Author Perspective Analyzer
Overview
Examines an author's apparent viewpoint, assumptions, audience, and limits using user-supplied context.
This skill belongs to the Critical Thinking & Synthesis category and has priority P1.
When to Use
Use this skill when the user asks to:
- author perspective
- author bias
- point of view
- author assumptions
- intended audience
Trigger keywords: author perspective, author bias, point of view, author assumptions, intended audience
Required Inputs
- author/book context
- passage or summary
- user's question
- known publication context
Workflow
- Gather the text, author context, and user's concern.
- Identify explicit claims before inferring perspective.
- Infer assumptions carefully and label uncertainty.
- Consider audience, genre, time, and publication context.
- Offer a balanced read with questions for verification.
Output Format
The output includes:
- Stated position
- Likely assumptions
- Audience and context
- Blind spots or limits
- Fairness check
Safety & Compliance
- Does not replace professional education, tutoring, academic grading, or formal academic assessment.
- Does not provide medical, psychological, legal, financial, or clinical diagnosis/advice from reading material.
- Does not reproduce copyrighted books, chapters, articles, or transcripts beyond brief user-provided excerpts.
- Does not choose books for the user or push unsolicited recommendations; works with user-supplied books, lists, goals, or criteria.
- Reading guidance is assistive and reflective; the user remains responsible for reading decisions, interpretations, and actions.
Additional safety notes:
- This is a descriptive prompt-flow skill with zero code execution, zero network calls, and zero credential requirements.
- Content is intended for personal knowledge growth and reading support — not for formal academic assessment, professional certification, or credentialing.

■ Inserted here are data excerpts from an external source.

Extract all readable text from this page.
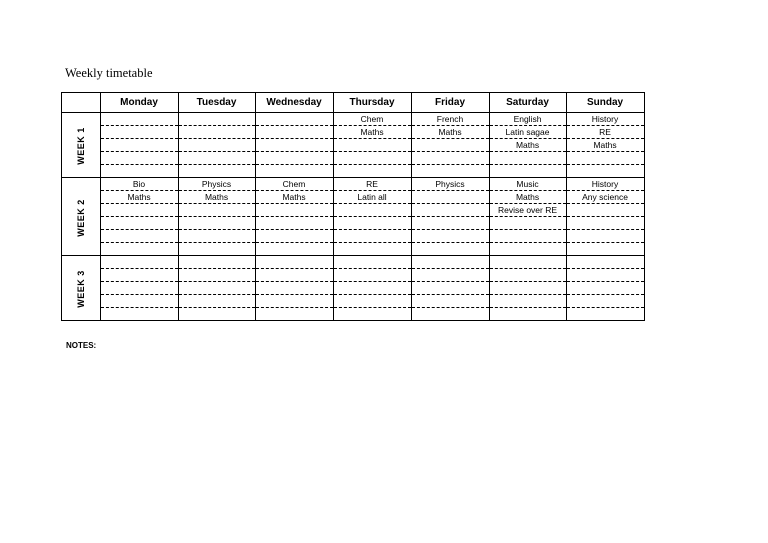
Weekly timetable
	Monday	Tuesday	Wednesday	Thursday	Friday	Saturday	Sunday
WEEK 1				Chem	French	English	History
				Maths	Maths	Latin sagae	RE
						Maths	Maths

WEEK 2	Bio	Physics	Chem	RE	Physics	Music	History
	Maths	Maths	Maths	Latin all		Maths	Any science
						Revise over RE	

WEEK 3							

NOTES:
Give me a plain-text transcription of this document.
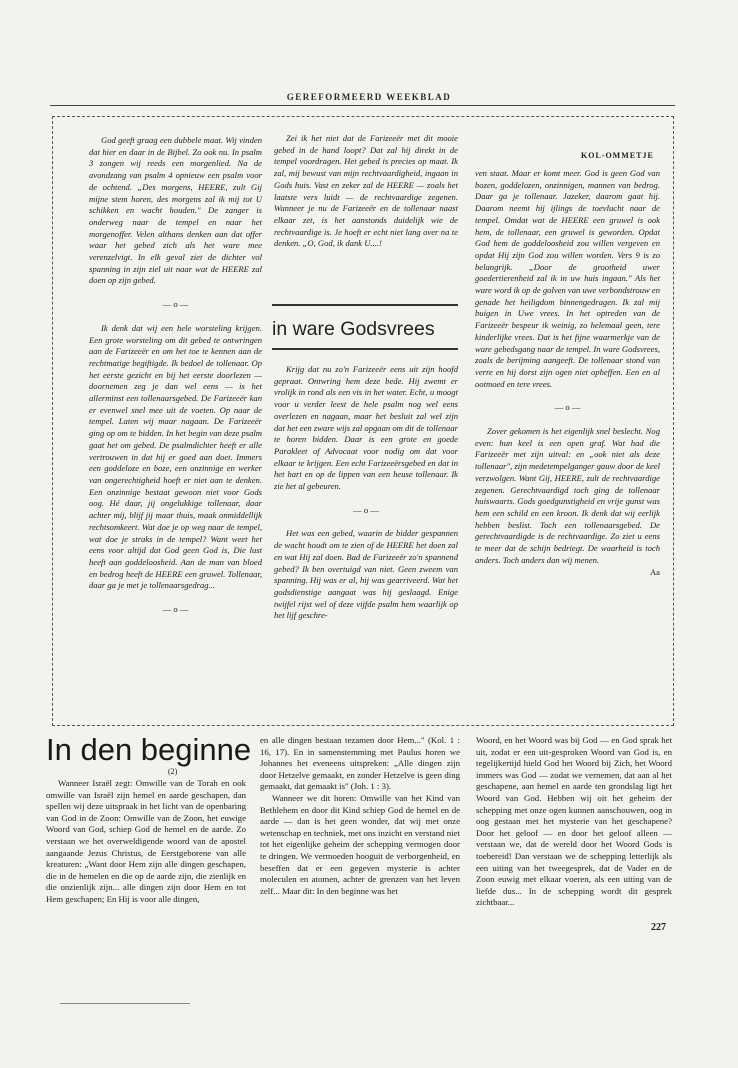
GEREFORMEERD WEEKBLAD

God geeft graag een dubbele maat. Wij vinden dat hier en daar in de Bijbel. Zo ook nu. In psalm 3 zongen wij reeds een morgenlied. Na de avondzang van psalm 4 opnieuw een psalm voor de ochtend. „Des morgens, HEERE, zult Gij mijne stem horen, des morgens zal ik mij tot U schikken en wacht houden." De zanger is onderweg naar de tempel en naar het morgenoffer. Velen althans denken aan dat offer waar het gebed zich als het ware mee verenzelvigt. In elk geval ziet de dichter vol spanning in zijn ziel uit naar wat de HEERE zal doen op zijn gebed.

— o —

Ik denk dat wij een hele worsteling krijgen. Een grote worsteling om dit gebed te ontwringen aan de Farizeeër en om het toe te kennen aan de rechtmatige begiftigde. Ik bedoel de tollenaar. Op het eerste gezicht en bij het eerste doorlezen — doornemen zeg je dan wel eens — is het allerminst een tollenaarsgebed. De Farizeeër kan er evenwel snel mee uit de voeten. Op naar de tempel. Laten wij maar nagaan. De Farizeeër ging op om te bidden. In het begin van deze psalm gaat het om gebed. De psalmdichter heeft er alle vertrouwen in dat hij er goed aan doet. Immers een goddeloze en boze, een onzinnige en werker van ongerechtigheid hoeft er niet aan te denken. Een onzinnige bestaat gewoon niet voor Gods oog. Hé daar, jij ongelukkige tollenaar, daar achter mij, blijf jij maar thuis, maak onmiddellijk rechtsomkeert. Wat doe je op weg naar de tempel, wat doe je straks in de tempel? Want weet het eens voor altijd dat God geen God is, Die lust heeft aan goddeloosheid. Aan de man van bloed en bedrog heeft de HEERE een gruwel. Tollenaar, daar ga je met je tollenaarsgedrag...

— o —

Zei ik het niet dat de Farizeeër met dit mooie gebed in de hand loopt? Dat zal hij direkt in de tempel voordragen. Het gebed is precies op maat. Ik zal, mij bewust van mijn rechtvaardigheid, ingaan in Gods huis. Vast en zeker zal de HEERE — zoals het laatste vers luidt — de rechtvaardige zegenen. Wanneer je nu de Farizeeër en de tollenaar naast elkaar zet, is het aanstonds duidelijk wie de rechtvaardige is. Je hoeft er echt niet lang over na te denken. „O, God, ik dank U....!

in ware Godsvrees

Krijg dat nu zo'n Farizeeër eens uit zijn hoofd gepraat. Ontwring hem deze bede. Hij zwemt er vrolijk in rond als een vis in het water. Echt, u moogt voor u verder leest de hele psalm nog wel eens overlezen en nagaan, maar het besluit zal wel zijn dat het een zware wijs zal opgaan om dit de tollenaar te horen bidden. Daar is een grote en goede Parakleet of Advocaat voor nodig om dat voor elkaar te krijgen. Een echt Farizeeërsgebed en dat in het hart en op de lippen van een heuse tollenaar. Ik zie het al gebeuren.

— o —

Het was een gebed, waarin de bidder gespannen de wacht houdt om te zien of de HEERE het doen zal en wat Hij zal doen. Bad de Farizeeër zo'n spannend gebed? Ik ben overtuigd van niet. Geen zweem van spanning. Hij was er al, hij was gearriveerd. Wat het godsdienstige aangaat was hij geslaagd. Enige twijfel rijst wel of deze vijfde psalm hem waarlijk op het lijf geschre-

KOL-OMMETJE

ven staat. Maar er komt meer. God is geen God van bozen, goddelozen, onzinnigen, mannen van bedrog. Daar ga je tollenaar. Jazeker, daarom gaat hij. Daarom neemt hij ijlings de toevlucht naar de tempel. Omdat wat de HEERE een gruwel is ook hem, de tollenaar, een gruwel is geworden. Opdat God hem de goddeloosheid zou willen vergeven en opdat Hij zijn God zou willen worden. Vers 9 is zo belangrijk. „Door de grootheid uwer goedertierenheid zal ik in uw huis ingaan." Als het ware word ik op de golven van uwe verbondstrouw en genade het heiligdom binnengedragen. Ik zal mij buigen in Uwe vrees. In het optreden van de Farizeeër bespeur ik weinig, zo helemaal geen, tere kinderlijke vrees. Dat is het fijne waarmerkje van de ware gebedsgang naar de tempel. In ware Godsvrees, zoals de berijming aangeeft. De tollenaar stond van verre en hij dorst zijn ogen niet opheffen. Een en al ootmoed en tere vrees.

— o —

Zover gekomen is het eigenlijk snel beslecht. Nog even: hun keel is een open graf. Wat had die Farizeeër met zijn uitval: en „ook niet als deze tollenaar", zijn medetempelganger gauw door de keel verzwolgen. Want Gij, HEERE, zult de rechtvaardige zegenen. Gerechtvaardigd toch ging de tollenaar huiswaarts. Gods goedgunstigheid en vrije gunst was hem een schild en een kroon. Ik denk dat wij eerlijk hebben beslist. Toch een tollenaarsgebed. De gerechtvaardigde is de rechtvaardige. Zo ziet u eens te meer dat de schijn bedriegt. De waarheid is toch anders. Toch anders dan wij menen.

Aa
In den beginne
(2)

Wanneer Israël zegt: Omwille van de Torah en ook omwille van Israël zijn hemel en aarde geschapen, dan spellen wij deze uitspraak in het licht van de openbaring van God in de Zoon: Omwille van de Zoon, het euwige Woord van God, schiep God de hemel en de aarde. Zo verstaan we het overweldigende woord van de apostel aangaande Jezus Christus, de Eerstgeborene van alle kreaturen: „Want door Hem zijn alle dingen geschapen, die in de hemelen en die op de aarde zijn, die zienlijk en die onzienlijk zijn... alle dingen zijn door Hem en tot Hem geschapen; En Hij is voor alle dingen,

en alle dingen bestaan tezamen door Hem..." (Kol. 1 : 16, 17). En in samenstemming met Paulus horen we Johannes het eveneens uitspreken: „Alle dingen zijn door Hetzelve gemaakt, en zonder Hetzelve is geen ding gemaakt, dat gemaakt is" (Joh. 1 : 3).

Wanneer we dit horen: Omwille van het Kind van Bethlehem en door dit Kind schiep God de hemel en de aarde — dan is het geen wonder, dat wij met onze wetenschap en techniek, met ons inzicht en verstand niet tot het eigenlijke geheim der schepping vermogen door te dringen. We vermoeden hooguit de verborgenheid, en beseffen dat er een gegeven mysterie is achter moleculen en atomen, achter de grenzen van het leven zelf... Maar dit: In den beginne was het

Woord, en het Woord was bij God — en God sprak het uit, zodat er een uit-gesproken Woord van God is, en tegelijkertijd hield God het Woord bij Zich, het Woord immers was God — zodat we vernemen, dat aan al het geschapene, aan hemel en aarde ten grondslag ligt het Woord van God. Hebben wij oit het geheim der schepping met onze ogen kunnen aanschouwen, oog in oog gestaan met het mysterie van het geschapene? Door het geloof — en door het geloof alleen — verstaan we, dat de wereld door het Woord Gods is toebereid! Dan verstaan we de schepping letterlijk als een uiting van het tweegesprek, dat de Vader en de Zoon euwig met elkaar voeren, als een uiting van de liefde dus... In de schepping wordt dit gesprek zichtbaar...

227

- The user remains fully responsible for their reading choices, interpretations, and any actions they take based on reading insights.
Acceptance Criteria
- Does not psychoanalyze the author.
- Clearly distinguishes explicit from inferred perspective.
- Includes contextual factors and limits.
- Avoids defamatory or unsupported claims.
- Provides verification questions for the user.
Examples
Example 1: Basic Use
User says: "I need help with author perspective."
Skill guides: Collect required inputs. Follow the workflow steps. Deliver output in the specified format.
Example 2: Detailed Session
User says: "I've been reading [material] and I want to author bias."
Skill guides: Dive deeper with additional context provided by the user. Apply all workflow steps with detailed reasoning.